Should We Reuse Standard Dynamics 365 / Dataverse Tables for Our In‑House Apps?
1) Why We’re Talking About This
We’re starting an important conversation: when we build apps internally, should we lean on the standard tables already in Dynamics 365 / Dataverse (like Account, Contact, Opportunity, Project), or should we keep spinning up new SharePoint lists or custom Dataverse tables?
We’ve also seen in new tools like CustomerVoice and CSMS that the links with projects and customers can sometimes feel contrived and difficult to handle, with broken or buried relationships. This highlights why we need to think carefully about our model.
This isn’t just a technical choice – it’s about making our data easier to find, easier to trust, and easier to connect to the rest of our systems.
2) The Big Picture
- Default mindset: Reuse what’s there. Dynamics and Dataverse already give us a structured model for common business concepts.
- Why? It saves us from creating duplicate data stores, makes integration smoother, and keeps security/audit trails consistent.
- When to customise: Only when there’s a clear need and we’ve confirmed the standard model doesn’t fit.
- SharePoint lists: Great for light registers and document tracking, but not for core data like People, Projects, or Opportunities.
3) What Happens Today
Right now, teams often set up new SP lists or custom tables to solve local needs. It works quickly, but:
- We end up with multiple versions of “the truth” for core things like customers or projects.
- IDs and relationships don’t line up cleanly across apps.
- Analytics and governance get harder, because the catalogue sees fragmented, duplicate entities.
4) Choices on the Table
Option | Best For | Why It Helps | What to Watch Out For |
---|---|---|---|
Reuse Standard Tables | Core business data (Accounts, Contacts, Opportunities, Projects, Activities) | Consistency, built‑in relationships, security, APIs, timelines | Needs licensing and a bit of learning CDM conventions |
Extend Standard Tables | When standard tables cover most but not all of what we need | Keeps everything integrated; avoids duplication | Avoid over‑customisation; apply change control |
Custom Dataverse Tables | Brand‑new domains with no standard fit | Flexibility, still get Dataverse security/audit | Adds governance overhead; risks overlap |
SharePoint Lists | Document‑centric or tactical, short‑term use | Easy, cheap, already in M365 | Weak on relationships, security, catalogue alignment |
5) A Reuse‑First Approach
Let’s flip our thinking:
- Look in the box first. Map needs to standard entities.
- Extend if needed. Add fields or relationships where that makes sense.
- Custom as a last resort. Only after we’ve proven it’s necessary.
- SP lists for the light stuff only. Great for registers, not for core entities.
6) Simple Decision Guide
Ask these questions:
- Does a standard entity already exist for this?
- Will we need relationships, audit, or security controls?
- Will the data be used in BI, APIs, or warehouse pipelines?
- Is this something we’ll need for the long haul?
- Can it be catalogued cleanly?
If most answers are “yes” → start with standard tables.
7) How It Maps in Real Life
- People → Use Contact (external) or System User/Employee (internal) with roles.
- Opportunities → Use Opportunity (already rich in relationships and history).
- Projects/Engagements → Use Project where licensed, or build a Dataverse entity that mirrors CDM naming and lookups.

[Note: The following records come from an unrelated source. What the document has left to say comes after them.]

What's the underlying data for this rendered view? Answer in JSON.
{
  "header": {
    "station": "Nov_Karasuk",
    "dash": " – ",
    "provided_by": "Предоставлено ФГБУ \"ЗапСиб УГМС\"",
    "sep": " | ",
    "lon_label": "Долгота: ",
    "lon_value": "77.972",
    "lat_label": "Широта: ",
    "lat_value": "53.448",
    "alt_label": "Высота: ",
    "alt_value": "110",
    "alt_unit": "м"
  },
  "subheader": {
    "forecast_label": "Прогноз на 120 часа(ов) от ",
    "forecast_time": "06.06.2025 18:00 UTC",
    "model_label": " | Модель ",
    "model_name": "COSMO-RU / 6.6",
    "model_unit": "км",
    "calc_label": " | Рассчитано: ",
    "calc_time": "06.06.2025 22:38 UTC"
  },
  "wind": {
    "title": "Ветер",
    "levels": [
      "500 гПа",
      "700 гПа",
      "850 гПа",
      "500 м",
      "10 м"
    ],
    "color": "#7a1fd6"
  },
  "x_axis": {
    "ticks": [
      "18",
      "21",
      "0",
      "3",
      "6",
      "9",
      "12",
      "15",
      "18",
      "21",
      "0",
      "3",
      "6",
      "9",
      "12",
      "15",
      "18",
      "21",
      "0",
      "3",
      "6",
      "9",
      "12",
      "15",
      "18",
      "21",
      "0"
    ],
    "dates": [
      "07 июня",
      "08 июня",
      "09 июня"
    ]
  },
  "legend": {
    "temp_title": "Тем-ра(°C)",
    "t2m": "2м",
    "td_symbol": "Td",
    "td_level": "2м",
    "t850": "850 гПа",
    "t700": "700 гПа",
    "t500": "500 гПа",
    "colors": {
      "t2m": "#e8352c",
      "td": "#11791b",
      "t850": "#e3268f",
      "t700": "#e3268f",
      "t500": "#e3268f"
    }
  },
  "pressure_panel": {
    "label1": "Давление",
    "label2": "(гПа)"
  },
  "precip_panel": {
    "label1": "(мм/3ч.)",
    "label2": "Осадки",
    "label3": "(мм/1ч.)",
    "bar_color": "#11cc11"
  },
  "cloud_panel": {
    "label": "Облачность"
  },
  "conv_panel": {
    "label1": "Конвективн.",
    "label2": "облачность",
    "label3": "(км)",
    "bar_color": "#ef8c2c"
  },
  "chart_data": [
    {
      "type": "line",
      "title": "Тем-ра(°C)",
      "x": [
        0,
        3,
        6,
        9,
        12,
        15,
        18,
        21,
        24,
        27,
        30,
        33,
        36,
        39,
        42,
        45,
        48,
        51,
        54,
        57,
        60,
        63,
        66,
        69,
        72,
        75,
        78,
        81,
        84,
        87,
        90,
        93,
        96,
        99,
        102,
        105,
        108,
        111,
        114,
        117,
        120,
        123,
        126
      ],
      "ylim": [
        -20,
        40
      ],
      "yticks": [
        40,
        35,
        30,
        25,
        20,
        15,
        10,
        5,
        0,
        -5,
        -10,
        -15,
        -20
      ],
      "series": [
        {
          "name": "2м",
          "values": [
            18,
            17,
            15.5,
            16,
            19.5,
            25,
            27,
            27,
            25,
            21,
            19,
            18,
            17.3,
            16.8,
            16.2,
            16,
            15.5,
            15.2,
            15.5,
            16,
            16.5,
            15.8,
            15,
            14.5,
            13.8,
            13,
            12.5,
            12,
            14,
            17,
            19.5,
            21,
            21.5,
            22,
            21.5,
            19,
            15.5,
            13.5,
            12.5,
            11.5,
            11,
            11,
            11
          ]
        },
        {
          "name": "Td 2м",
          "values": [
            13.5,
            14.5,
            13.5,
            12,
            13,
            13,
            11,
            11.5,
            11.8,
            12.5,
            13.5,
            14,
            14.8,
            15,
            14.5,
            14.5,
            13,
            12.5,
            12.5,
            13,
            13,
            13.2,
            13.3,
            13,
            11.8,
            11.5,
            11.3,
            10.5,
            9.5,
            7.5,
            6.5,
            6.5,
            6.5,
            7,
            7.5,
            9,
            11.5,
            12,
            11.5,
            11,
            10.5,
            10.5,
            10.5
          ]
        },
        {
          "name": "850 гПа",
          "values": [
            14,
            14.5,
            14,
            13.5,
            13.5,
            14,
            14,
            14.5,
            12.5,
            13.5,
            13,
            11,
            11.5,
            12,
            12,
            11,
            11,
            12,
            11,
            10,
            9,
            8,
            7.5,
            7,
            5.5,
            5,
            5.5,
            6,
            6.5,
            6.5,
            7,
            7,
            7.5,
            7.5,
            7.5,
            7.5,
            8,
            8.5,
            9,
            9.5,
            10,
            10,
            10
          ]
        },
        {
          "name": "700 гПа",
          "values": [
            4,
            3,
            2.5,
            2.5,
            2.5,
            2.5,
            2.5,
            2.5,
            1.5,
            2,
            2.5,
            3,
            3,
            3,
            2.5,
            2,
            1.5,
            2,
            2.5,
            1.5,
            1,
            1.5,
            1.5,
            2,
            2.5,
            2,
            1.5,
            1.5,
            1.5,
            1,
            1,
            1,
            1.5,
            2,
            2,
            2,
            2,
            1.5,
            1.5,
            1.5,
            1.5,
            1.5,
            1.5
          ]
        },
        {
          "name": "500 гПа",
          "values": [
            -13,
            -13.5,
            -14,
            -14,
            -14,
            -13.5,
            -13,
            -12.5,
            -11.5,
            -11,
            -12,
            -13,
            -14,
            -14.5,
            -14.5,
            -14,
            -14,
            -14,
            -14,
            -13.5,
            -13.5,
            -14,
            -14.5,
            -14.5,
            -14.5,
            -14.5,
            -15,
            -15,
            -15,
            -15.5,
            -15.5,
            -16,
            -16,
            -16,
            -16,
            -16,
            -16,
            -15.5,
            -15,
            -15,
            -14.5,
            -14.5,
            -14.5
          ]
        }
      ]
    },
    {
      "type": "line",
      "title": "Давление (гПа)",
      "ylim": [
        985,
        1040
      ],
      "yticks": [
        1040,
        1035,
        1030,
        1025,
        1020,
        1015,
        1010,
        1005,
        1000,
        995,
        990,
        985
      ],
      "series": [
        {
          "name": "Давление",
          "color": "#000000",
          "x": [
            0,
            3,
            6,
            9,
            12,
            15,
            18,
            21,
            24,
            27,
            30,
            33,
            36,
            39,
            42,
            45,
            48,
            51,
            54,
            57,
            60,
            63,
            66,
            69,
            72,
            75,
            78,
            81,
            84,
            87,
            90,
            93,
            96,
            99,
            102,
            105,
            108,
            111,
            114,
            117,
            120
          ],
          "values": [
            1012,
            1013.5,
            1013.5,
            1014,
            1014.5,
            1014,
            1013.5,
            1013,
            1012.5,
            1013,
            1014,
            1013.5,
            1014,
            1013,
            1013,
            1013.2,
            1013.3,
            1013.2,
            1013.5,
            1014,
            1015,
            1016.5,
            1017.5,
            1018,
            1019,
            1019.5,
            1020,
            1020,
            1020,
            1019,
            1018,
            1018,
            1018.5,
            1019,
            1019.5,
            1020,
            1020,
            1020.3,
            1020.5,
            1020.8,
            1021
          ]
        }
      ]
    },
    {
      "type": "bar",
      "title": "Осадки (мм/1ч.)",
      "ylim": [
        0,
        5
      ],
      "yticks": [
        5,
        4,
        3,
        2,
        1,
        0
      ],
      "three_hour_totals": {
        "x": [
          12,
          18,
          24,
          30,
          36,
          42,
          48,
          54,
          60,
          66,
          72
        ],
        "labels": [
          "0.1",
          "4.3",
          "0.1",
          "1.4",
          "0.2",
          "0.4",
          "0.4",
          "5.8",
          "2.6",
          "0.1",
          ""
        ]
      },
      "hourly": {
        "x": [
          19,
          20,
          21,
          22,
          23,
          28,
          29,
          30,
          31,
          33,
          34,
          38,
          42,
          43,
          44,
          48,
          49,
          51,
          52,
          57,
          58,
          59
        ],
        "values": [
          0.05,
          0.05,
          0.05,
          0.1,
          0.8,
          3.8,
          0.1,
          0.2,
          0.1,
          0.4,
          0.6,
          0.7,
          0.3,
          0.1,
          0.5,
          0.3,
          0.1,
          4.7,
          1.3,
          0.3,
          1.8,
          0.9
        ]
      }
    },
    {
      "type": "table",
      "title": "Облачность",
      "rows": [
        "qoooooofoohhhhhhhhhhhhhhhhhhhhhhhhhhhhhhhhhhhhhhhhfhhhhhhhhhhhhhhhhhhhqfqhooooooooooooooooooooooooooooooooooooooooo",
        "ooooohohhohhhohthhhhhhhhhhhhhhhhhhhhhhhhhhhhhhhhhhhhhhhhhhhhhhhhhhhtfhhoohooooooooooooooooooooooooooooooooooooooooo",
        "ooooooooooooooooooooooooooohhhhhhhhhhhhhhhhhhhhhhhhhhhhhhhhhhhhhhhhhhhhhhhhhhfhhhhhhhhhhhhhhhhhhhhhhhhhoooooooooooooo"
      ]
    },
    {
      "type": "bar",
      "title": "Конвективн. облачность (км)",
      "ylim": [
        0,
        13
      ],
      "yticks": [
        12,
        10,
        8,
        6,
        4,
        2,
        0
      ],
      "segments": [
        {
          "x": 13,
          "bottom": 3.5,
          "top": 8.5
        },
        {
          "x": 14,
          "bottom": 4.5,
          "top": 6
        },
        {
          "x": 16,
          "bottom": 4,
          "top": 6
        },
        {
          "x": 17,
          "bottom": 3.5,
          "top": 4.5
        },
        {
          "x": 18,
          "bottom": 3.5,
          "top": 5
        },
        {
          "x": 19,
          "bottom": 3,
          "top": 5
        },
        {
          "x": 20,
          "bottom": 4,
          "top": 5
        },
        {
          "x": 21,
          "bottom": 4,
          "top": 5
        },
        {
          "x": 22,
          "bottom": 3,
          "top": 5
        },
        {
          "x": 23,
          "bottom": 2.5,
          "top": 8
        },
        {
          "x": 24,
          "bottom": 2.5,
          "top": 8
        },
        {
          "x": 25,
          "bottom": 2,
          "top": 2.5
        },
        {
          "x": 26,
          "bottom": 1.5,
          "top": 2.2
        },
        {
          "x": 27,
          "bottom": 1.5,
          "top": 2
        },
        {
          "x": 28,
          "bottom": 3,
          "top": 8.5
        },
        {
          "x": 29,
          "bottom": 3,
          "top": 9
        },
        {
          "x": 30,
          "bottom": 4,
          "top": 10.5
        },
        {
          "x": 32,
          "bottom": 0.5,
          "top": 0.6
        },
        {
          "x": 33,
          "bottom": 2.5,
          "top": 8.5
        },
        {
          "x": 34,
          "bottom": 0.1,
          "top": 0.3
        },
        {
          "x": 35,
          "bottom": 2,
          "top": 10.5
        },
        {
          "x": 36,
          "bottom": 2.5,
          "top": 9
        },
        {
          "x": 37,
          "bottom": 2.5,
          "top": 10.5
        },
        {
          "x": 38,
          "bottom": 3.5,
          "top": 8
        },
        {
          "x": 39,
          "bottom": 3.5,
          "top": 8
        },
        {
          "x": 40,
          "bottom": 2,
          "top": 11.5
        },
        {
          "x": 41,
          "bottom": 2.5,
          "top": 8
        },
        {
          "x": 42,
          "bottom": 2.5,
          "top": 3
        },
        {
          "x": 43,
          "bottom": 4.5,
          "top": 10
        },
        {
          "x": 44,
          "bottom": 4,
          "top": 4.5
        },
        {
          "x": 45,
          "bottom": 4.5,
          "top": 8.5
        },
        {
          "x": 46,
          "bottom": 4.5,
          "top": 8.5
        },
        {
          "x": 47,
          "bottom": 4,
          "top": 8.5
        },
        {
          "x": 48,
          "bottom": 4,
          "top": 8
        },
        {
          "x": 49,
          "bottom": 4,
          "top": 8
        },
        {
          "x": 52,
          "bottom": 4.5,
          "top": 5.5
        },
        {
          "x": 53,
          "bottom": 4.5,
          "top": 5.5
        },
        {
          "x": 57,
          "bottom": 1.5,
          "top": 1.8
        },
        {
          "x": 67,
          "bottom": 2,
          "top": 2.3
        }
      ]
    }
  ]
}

- Survey Response / Interactions → Log as an Activity linked to Contact/Project/Case.
8) Why This Matters for Governance
- Reuse avoids duplicates and reduces catalogue clutter.
- Security roles apply consistently (field‑level, audit trails).

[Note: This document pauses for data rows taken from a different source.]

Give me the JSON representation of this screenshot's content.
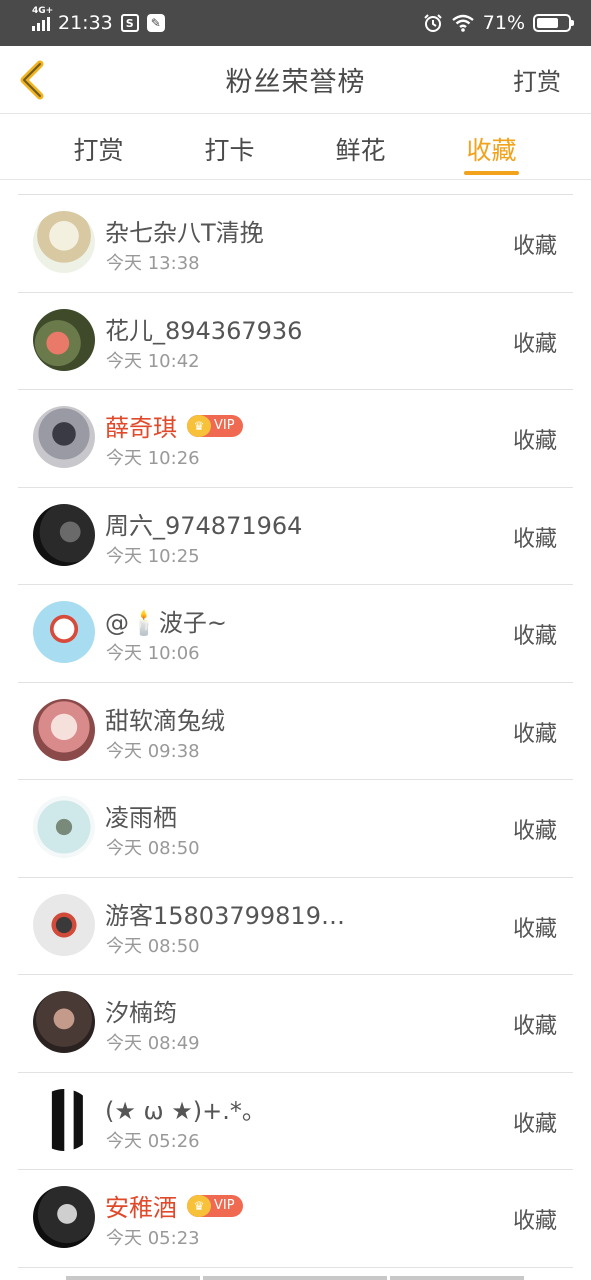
{
  "status": {
    "network": "4G+",
    "time": "21:33",
    "battery": "71%",
    "battery_level": 0.71
  },
  "header": {
    "title": "粉丝荣誉榜",
    "right_action": "打赏"
  },
  "tabs": [
    {
      "label": "打赏",
      "active": false
    },
    {
      "label": "打卡",
      "active": false
    },
    {
      "label": "鲜花",
      "active": false
    },
    {
      "label": "收藏",
      "active": true
    }
  ],
  "vip_label": "VIP",
  "fans": [
    {
      "name": "杂七杂八T清挽",
      "time": "今天 13:38",
      "action": "收藏",
      "vip": false
    },
    {
      "name": "花儿_894367936",
      "time": "今天 10:42",
      "action": "收藏",
      "vip": false
    },
    {
      "name": "薛奇琪",
      "time": "今天 10:26",
      "action": "收藏",
      "vip": true
    },
    {
      "name": "周六_974871964",
      "time": "今天 10:25",
      "action": "收藏",
      "vip": false
    },
    {
      "name": "@🕯️波子~",
      "time": "今天 10:06",
      "action": "收藏",
      "vip": false
    },
    {
      "name": "甜软滴兔绒",
      "time": "今天 09:38",
      "action": "收藏",
      "vip": false
    },
    {
      "name": "凌雨栖",
      "time": "今天 08:50",
      "action": "收藏",
      "vip": false
    },
    {
      "name": "游客15803799819…",
      "time": "今天 08:50",
      "action": "收藏",
      "vip": false
    },
    {
      "name": "汐楠筠",
      "time": "今天 08:49",
      "action": "收藏",
      "vip": false
    },
    {
      "name": "(★ ω ★)+.*。",
      "time": "今天 05:26",
      "action": "收藏",
      "vip": false
    },
    {
      "name": "安稚酒",
      "time": "今天 05:23",
      "action": "收藏",
      "vip": true
    }
  ],
  "colors": {
    "accent": "#f2a21b",
    "vip_name": "#e0492a",
    "status_bar": "#4a4a4a"
  }
}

9) Risks and How We Handle Them
- Licensing costs → Start small (minimum SKUs), scale up if it works.
- Customisation creep → Use design guardrails and regular reviews.

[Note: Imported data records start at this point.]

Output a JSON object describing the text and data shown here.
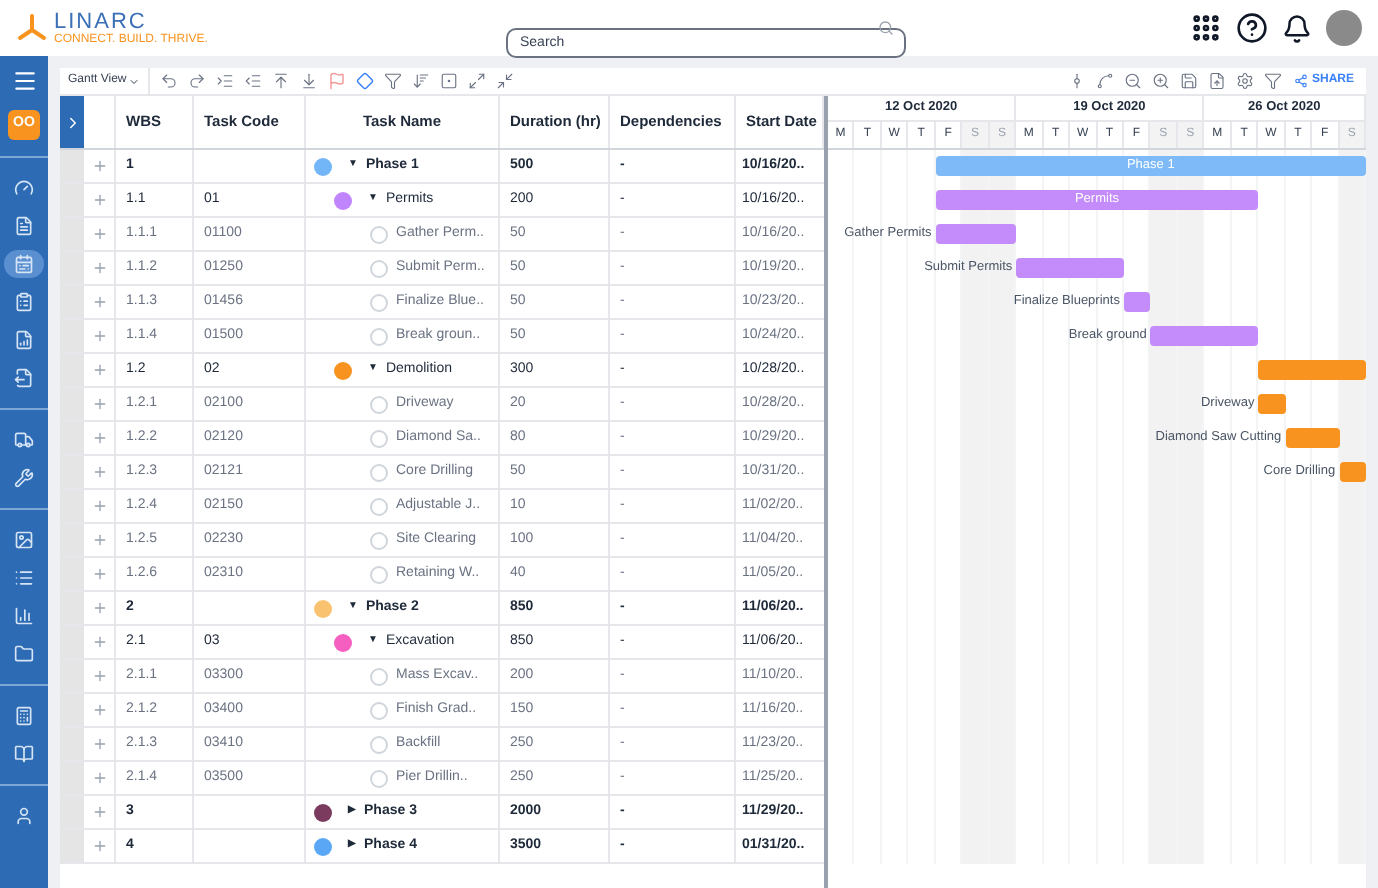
{
  "header": {
    "logo": "LINARC",
    "tagline": "CONNECT. BUILD. THRIVE.",
    "search": {
      "placeholder": "Search"
    }
  },
  "sidebar": {
    "badge": "OO",
    "groups": [
      [
        {
          "selected": false
        },
        {
          "selected": false
        },
        {
          "selected": true
        },
        {
          "selected": false
        },
        {
          "selected": false
        },
        {
          "selected": false
        }
      ],
      [
        {
          "selected": false
        },
        {
          "selected": false
        }
      ],
      [
        {
          "selected": false
        },
        {
          "selected": false
        },
        {
          "selected": false
        },
        {
          "selected": false
        }
      ],
      [
        {
          "selected": false
        },
        {
          "selected": false
        }
      ],
      [
        {
          "selected": false
        }
      ]
    ]
  },
  "toolbar": {
    "view": "Gantt View",
    "share": "SHARE"
  },
  "table": {
    "columns": [
      "WBS",
      "Task Code",
      "Task Name",
      "Duration (hr)",
      "Dependencies",
      "Start Date"
    ],
    "rows": [
      {
        "kind": "phase",
        "wbs": "1",
        "name": "Phase 1",
        "color": "#72b6f7",
        "caret": "▼",
        "duration": "500",
        "deps": "-",
        "start": "10/16/20..",
        "children": [
          {
            "kind": "group",
            "wbs": "1.1",
            "code": "01",
            "name": "Permits",
            "color": "#c084fc",
            "caret": "▼",
            "duration": "200",
            "deps": "-",
            "start": "10/16/20..",
            "children": [
              {
                "kind": "task",
                "wbs": "1.1.1",
                "code": "01100",
                "name": "Gather Perm..",
                "duration": "50",
                "deps": "-",
                "start": "10/16/20.."
              },
              {
                "kind": "task",
                "wbs": "1.1.2",
                "code": "01250",
                "name": "Submit Perm..",
                "duration": "50",
                "deps": "-",
                "start": "10/19/20.."
              },
              {
                "kind": "task",
                "wbs": "1.1.3",
                "code": "01456",
                "name": "Finalize Blue..",
                "duration": "50",
                "deps": "-",
                "start": "10/23/20.."
              },
              {
                "kind": "task",
                "wbs": "1.1.4",
                "code": "01500",
                "name": "Break groun..",
                "duration": "50",
                "deps": "-",
                "start": "10/24/20.."
              }
            ]
          },
          {
            "kind": "group",
            "wbs": "1.2",
            "code": "02",
            "name": "Demolition",
            "color": "#f7931e",
            "caret": "▼",
            "duration": "300",
            "deps": "-",
            "start": "10/28/20..",
            "children": [
              {
                "kind": "task",
                "wbs": "1.2.1",
                "code": "02100",
                "name": "Driveway",
                "duration": "20",
                "deps": "-",
                "start": "10/28/20.."
              },
              {
                "kind": "task",
                "wbs": "1.2.2",
                "code": "02120",
                "name": "Diamond Sa..",
                "duration": "80",
                "deps": "-",
                "start": "10/29/20.."
              },
              {
                "kind": "task",
                "wbs": "1.2.3",
                "code": "02121",
                "name": "Core Drilling",
                "duration": "50",
                "deps": "-",
                "start": "10/31/20.."
              },
              {
                "kind": "task",
                "wbs": "1.2.4",
                "code": "02150",
                "name": "Adjustable J..",
                "duration": "10",
                "deps": "-",
                "start": "11/02/20.."
              },
              {
                "kind": "task",
                "wbs": "1.2.5",
                "code": "02230",
                "name": "Site Clearing",
                "duration": "100",
                "deps": "-",
                "start": "11/04/20.."
              },
              {
                "kind": "task",
                "wbs": "1.2.6",
                "code": "02310",
                "name": "Retaining W..",
                "duration": "40",
                "deps": "-",
                "start": "11/05/20.."
              }
            ]
          }
        ]
      },
      {
        "kind": "phase",
        "wbs": "2",
        "name": "Phase 2",
        "color": "#f9c270",
        "caret": "▼",
        "duration": "850",
        "deps": "-",
        "start": "11/06/20..",
        "children": [
          {
            "kind": "group",
            "wbs": "2.1",
            "code": "03",
            "name": "Excavation",
            "color": "#f55fc0",
            "caret": "▼",
            "duration": "850",
            "deps": "-",
            "start": "11/06/20..",
            "children": [
              {
                "kind": "task",
                "wbs": "2.1.1",
                "code": "03300",
                "name": "Mass Excav..",
                "duration": "200",
                "deps": "-",
                "start": "11/10/20.."
              },
              {
                "kind": "task",
                "wbs": "2.1.2",
                "code": "03400",
                "name": "Finish Grad..",
                "duration": "150",
                "deps": "-",
                "start": "11/16/20.."
              },
              {
                "kind": "task",
                "wbs": "2.1.3",
                "code": "03410",
                "name": "Backfill",
                "duration": "250",
                "deps": "-",
                "start": "11/23/20.."
              },
              {
                "kind": "task",
                "wbs": "2.1.4",
                "code": "03500",
                "name": "Pier Drillin..",
                "duration": "250",
                "deps": "-",
                "start": "11/25/20.."
              }
            ]
          }
        ]
      },
      {
        "kind": "phase",
        "wbs": "3",
        "name": "Phase 3",
        "color": "#7a3b5e",
        "caret": "▶",
        "duration": "2000",
        "deps": "-",
        "start": "11/29/20.."
      },
      {
        "kind": "phase",
        "wbs": "4",
        "name": "Phase 4",
        "color": "#5aa8f5",
        "caret": "▶",
        "duration": "3500",
        "deps": "-",
        "start": "01/31/20.."
      }
    ]
  },
  "gantt": {
    "weeks": [
      "12 Oct 2020",
      "19 Oct 2020",
      "26 Oct 2020"
    ],
    "days": [
      {
        "label": "M",
        "weekend": false
      },
      {
        "label": "T",
        "weekend": false
      },
      {
        "label": "W",
        "weekend": false
      },
      {
        "label": "T",
        "weekend": false
      },
      {
        "label": "F",
        "weekend": false
      },
      {
        "label": "S",
        "weekend": true
      },
      {
        "label": "S",
        "weekend": true
      },
      {
        "label": "M",
        "weekend": false
      },
      {
        "label": "T",
        "weekend": false
      },
      {
        "label": "W",
        "weekend": false
      },
      {
        "label": "T",
        "weekend": false
      },
      {
        "label": "F",
        "weekend": false
      },
      {
        "label": "S",
        "weekend": true
      },
      {
        "label": "S",
        "weekend": true
      },
      {
        "label": "M",
        "weekend": false
      },
      {
        "label": "T",
        "weekend": false
      },
      {
        "label": "W",
        "weekend": false
      },
      {
        "label": "T",
        "weekend": false
      },
      {
        "label": "F",
        "weekend": false
      },
      {
        "label": "S",
        "weekend": true
      }
    ],
    "bars": [
      {
        "kind": "summary",
        "label": "Phase 1",
        "color": "#7dbaf7"
      },
      {
        "kind": "summary",
        "label": "Permits",
        "color": "#c48cfa"
      },
      {
        "kind": "task",
        "label": "Gather Permits",
        "color": "#c48cfa"
      },
      {
        "kind": "task",
        "label": "Submit Permits",
        "color": "#c48cfa"
      },
      {
        "kind": "task",
        "label": "Finalize Blueprints",
        "color": "#c48cfa"
      },
      {
        "kind": "task",
        "label": "Break ground",
        "color": "#c48cfa"
      },
      {
        "kind": "summary",
        "color": "#f7931e"
      },
      {
        "kind": "task",
        "label": "Driveway",
        "color": "#f7931e"
      },
      {
        "kind": "task",
        "label": "Diamond Saw Cutting",
        "color": "#f7931e"
      },
      {
        "kind": "task",
        "label": "Core Drilling",
        "color": "#f7931e"
      }
    ]
  }
}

- Data duplication → Check catalogue before building anything new.
10) What Success Looks Like
- Most new app data aligns to standard entities.
- No parallel SP lists holding the same “truth”.
- Catalogue completeness ≥95% for pilot scope.
- Smooth nightly data flow from Dataverse into the warehouse.
- Positive user feedback: the data is easier to find, connect, and trust.
11) Next Step
Run a 90‑day pilot where we commit to a reuse‑first approach, the Data Engineering team may already have a use case, focusing on People, Opportunities, and Projects. We’ll prove whether standard Dataverse entities work for us and report back with recommendations.